The vast majority of non-Russian Europe, the Middle East and Africa (EMEA) corporate ratings would be unaffected by sanctions against Russia, says Fitch Ratings.
However, the credit ratings agency (CRA) does identify four Fitch-rated non-Russian issuers most at risk: Carlsberg Breweries, Atrium European Real Estate, Metro AG and Uranium One.
Fitch believes most companies would find ways to mitigate even the worse-case scenario of a complete halt in their Russian sales and cash flows should the Ukraine crisis result in wide-ranging measures. They could, for instance, cut dividends and capital expenditure (capex), forgo mergers and acquisitions (M&A) or conserve cash.
Less severe effects, such as higher funding and energy costs, could be weathered in the short-term. However, pressure on credit metrics would rise if political tension persists.
Most vulnerable are the handful of corporates that generate a significant proportion of their revenue or operating profit in Russia.
Danish brewing group Carlsberg, rated BBB/stable, generates around 20% of its revenue in Russia. Should Carlsberg permanently lose its Russian unit, which Fitch understands to be effectively debt-free, gross funds from operations (FFO) leverage would increase by up to 1.5x. The overall profile would also deteriorate due to lower diversification and fewer resources for growth, potentially leading to a one-notch downgrade.

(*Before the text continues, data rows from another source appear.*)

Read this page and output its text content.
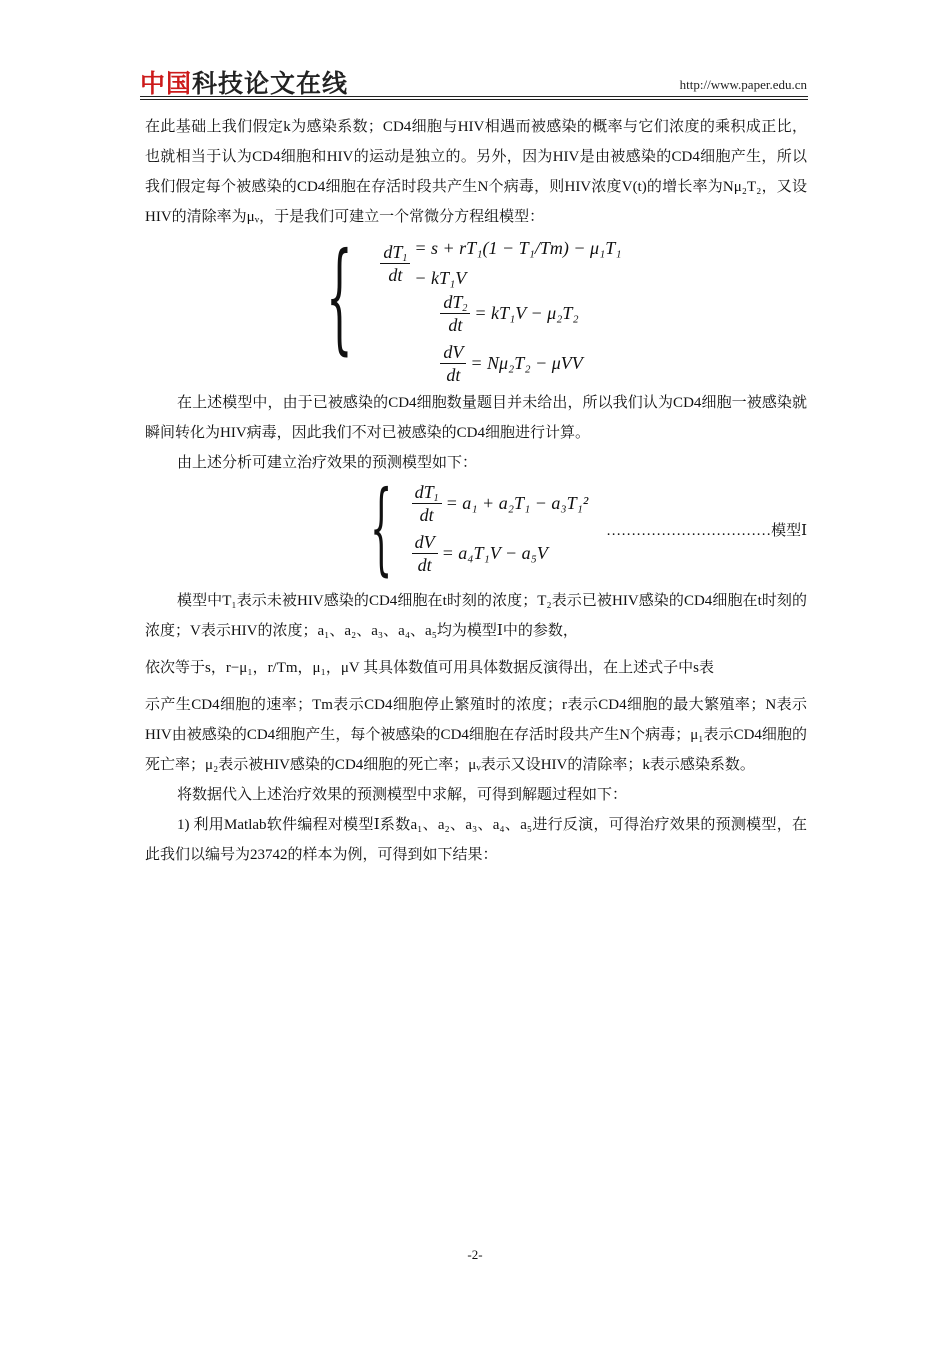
中国科技论文在线	http://www.paper.edu.cn

在此基础上我们假定k为感染系数；CD4细胞与HIV相遇而被感染的概率与它们浓度的乘积成正比，也就相当于认为CD4细胞和HIV的运动是独立的。另外，因为HIV是由被感染的CD4细胞产生，所以我们假定每个被感染的CD4细胞在存活时段共产生N个病毒，则HIV浓度V(t)的增长率为Nμ₂T₂，又设HIV的清除率为μᵥ，于是我们可建立一个常微分方程组模型：

{ $\frac{dT_1}{dt} = s + rT_1(1 - T_1/Tm) - \mu_1T_1 - kT_1V$
$\frac{dT_2}{dt} = kT_1V - \mu_2T_2$
$\frac{dV}{dt} = N\mu_2T_2 - \mu VV$

在上述模型中，由于已被感染的CD4细胞数量题目并未给出，所以我们认为CD4细胞一被感染就瞬间转化为HIV病毒，因此我们不对已被感染的CD4细胞进行计算。

由上述分析可建立治疗效果的预测模型如下：

{ $\frac{dT_1}{dt} = a_1 + a_2T_1 - a_3T_1^2$
$\frac{dV}{dt} = a_4T_1V - a_5V$
……………………………模型Ⅰ

模型中T₁表示未被HIV感染的CD4细胞在t时刻的浓度；T₂表示已被HIV感染的CD4细胞在t时刻的浓度；V表示HIV的浓度；a₁、a₂、a₃、a₄、a₅均为模型Ⅰ中的参数，

依次等于s，r−μ₁，r/Tm，μ₁，μV 其具体数值可用具体数据反演得出，在上述式子中s表

示产生CD4细胞的速率；Tm表示CD4细胞停止繁殖时的浓度；r表示CD4细胞的最大繁殖率；N表示HIV由被感染的CD4细胞产生，每个被感染的CD4细胞在存活时段共产生N个病毒；μ₁表示CD4细胞的死亡率；μ₂表示被HIV感染的CD4细胞的死亡率；μᵥ表示又设HIV的清除率；k表示感染系数。

将数据代入上述治疗效果的预测模型中求解，可得到解题过程如下：

1) 利用Matlab软件编程对模型Ⅰ系数a₁、a₂、a₃、a₄、a₅进行反演，可得治疗效果的预测模型，在此我们以编号为23742的样本为例，可得到如下结果：

-2-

The contribution to Carlsberg’s consolidated cash flow from Russian operations is also substantial (Fitch estimates it at more than 30% in 2013), although the loss would be partly mitigated by the increasing importance of Asia and the resilience of profits in Western Europe. In a less severe scenario, where the government weakened management’s ability to control strategy, Carlsberg could find it harder to tackle the many challenges in the Russian beer sector. The CRA adds that it takes comfort from the group’s track record of adjusting to adversities in the country and a step-up in these challenges should be manageable at the current rating.
Real estate group Atrium’s (BBB-/stable) exposure to Russia represents 28% of net rental income and 19% of its total asset portfolio by value, but only seven out of 153 properties. Nonetheless given its low leverage, a downgrade would be unlikely even in an extreme scenario. Fitch believes Atrium’s balance sheet management factors in the inherent level of risk in the region.
German retail and wholesale group Metro’s (BBB-/stable) revenue exposure to Russia is estimated at below 7%. Stripping out Russian operating profits, and assuming Metro would not pay its Russian leases under this scenario, Fitch estimates FFO net leverage could rise by 0.3x-0.4x to around 4.7x.
This is still below the CRA’s guideline for BBB- of below 5x. If the planned initial public offering (IPO) of 25% of Metro Cash and Carry (MCC) Russia were cancelled, leverage would probably only rise 0.1x-0.2x, as the reduction in debt would be partially offset by the loss of earnings before interest, tax, depreciation and amortisation (EBITDA) on any disposal. It would however slow MCC’s expansion as the proceeds are earmarked for re-investment in fast-growing countries.
Canada-based Uranium One (BB-/Stable) generates roughly 40% of its revenue in Russia through off-take agreements with its ultimate parent, state-owned Rosatom, to supply up to 51% of its marketable production at spot prices. This includes up to 100% of attributable production from its Kazakhstan mines.
Losing the Russian cash flows would be detrimental, especially with uranium prices near multi-year lows. However, this is not Fitch’s base-case scenario as the strong political commitment to peaceful nuclear cooperation between Russia and Kazakhstan implicitly covers Uranium One’s Kazakh operations.